Updated:ORANGE COUNTY, Fla. —
A 911 dispatcher took too long to process a call after a deadly shooting, according to an internal review by the Orange County Sheriff's Office.
The victim, Mireya Alvarado, was shot and killed in a food truck on Colonial Drive in April after two men burst in demanding money.
Her friend Rene Martinez placed the call moments after Alvarado was shot.
"En Espanol, una ambulancia por favor," Martinez yelled into the phone, asking for an ambulance, moments after Alvarado was shot.
The dispatcher, Janice Surkyn, didn't understand him and mistook him for a woman.
“You need police?" asked the dispatcher.
"Yes," said Martinez.
"At what address?" asked the dispatcher.
"En la Semoran," responded Martinez.
"Ma'am ... does anyone there speak English?" asked the dispatcher.
Speaking Spanish, Martinez told WFTV's Nancy Alvarez he frantically searched for someone to help him explain to the dispatcher what had happened.
The Sheriff's Office works with a language line that has interpreters on standby 24 hours a day, seven days a week, but the service wasn't used.
The internal review showed Surkyn was faulted for taking too long to process the call, and for asking a witness to return to the crime scene to "see what's going on."

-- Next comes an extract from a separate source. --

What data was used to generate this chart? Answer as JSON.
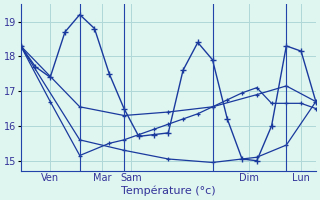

Records show it took her another minute and 26 seconds to dispatch paramedics, even after Surkyn realized someone had been shot.

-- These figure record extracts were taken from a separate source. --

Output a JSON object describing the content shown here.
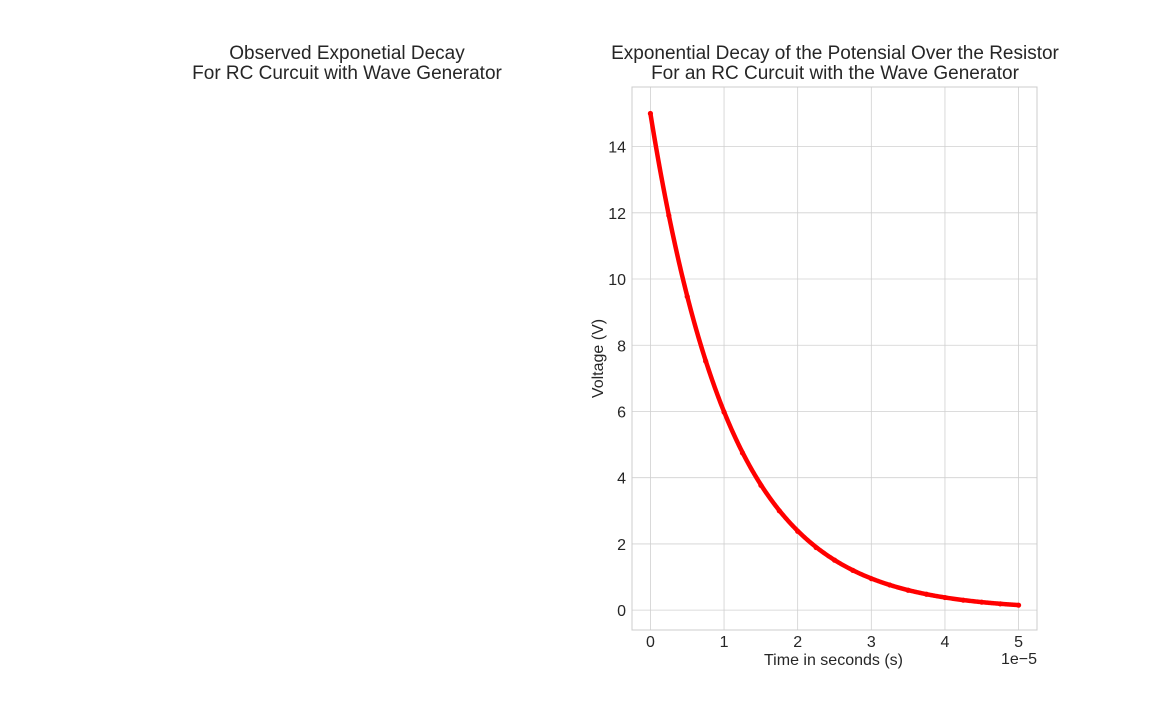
{
  "chart_data": [
    {
      "type": "empty",
      "title": "Observed Exponetial Decay\nFor RC Curcuit with Wave Generator",
      "title_lines": [
        "Observed Exponetial Decay",
        "For RC Curcuit with Wave Generator"
      ]
    },
    {
      "type": "scatter",
      "title": "Exponential Decay of the Potensial Over the Resistor\nFor an RC Curcuit with the Wave Generator",
      "title_lines": [
        "Exponential Decay of the Potensial Over the Resistor",
        "For an RC Curcuit with the Wave Generator"
      ],
      "xlabel": "Time in seconds (s)",
      "ylabel": "Voltage (V)",
      "x_offset_label": "1e−5",
      "xlim": [
        -0.25,
        5.25
      ],
      "ylim": [
        -0.6,
        15.8
      ],
      "xticks": [
        0,
        1,
        2,
        3,
        4,
        5
      ],
      "xtick_labels": [
        "0",
        "1",
        "2",
        "3",
        "4",
        "5"
      ],
      "yticks": [
        0,
        2,
        4,
        6,
        8,
        10,
        12,
        14
      ],
      "ytick_labels": [
        "0",
        "2",
        "4",
        "6",
        "8",
        "10",
        "12",
        "14"
      ],
      "grid": true,
      "marker_color": "#ff0000",
      "series_function": "V(t) = 15 * exp(-t / 1.09), t in units of 1e-5 s",
      "x": [
        0,
        0.25,
        0.5,
        0.75,
        1,
        1.25,
        1.5,
        1.75,
        2,
        2.25,
        2.5,
        2.75,
        3,
        3.25,
        3.5,
        3.75,
        4,
        4.25,
        4.5,
        4.75,
        5
      ],
      "y": [
        15.0,
        11.92,
        9.47,
        7.52,
        5.98,
        4.75,
        3.77,
        3.0,
        2.38,
        1.89,
        1.51,
        1.2,
        0.95,
        0.76,
        0.6,
        0.48,
        0.38,
        0.3,
        0.24,
        0.19,
        0.15
      ],
      "tau": 1.09,
      "v0": 15.0
    }
  ]
}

The Sheriff's Office is working to make delays like that don't happen again, according to the report.
Surkyn, who has been a 911 operator since 2005, received a written reprimand.
Alvarado's grieving husband said he just wants changes to ensure delays caused by a language barrier never happen again.
Adjustments have been made to speed up the connection to the language line, and 911 operators now have specific guidelines on how much time to spend with a non-English speaking caller, according to the sheriff's office report.
Sheriff's officials said if a functional dialogue isn't reached within 30 seconds, help must be brought on the line.
Surkyn has been a 911 operator since 2005 and had never been disciplined before.
She received a written reprimand for her handling of the food truck shooting call.
The men responsible for killing Alvarado still have not been arrested.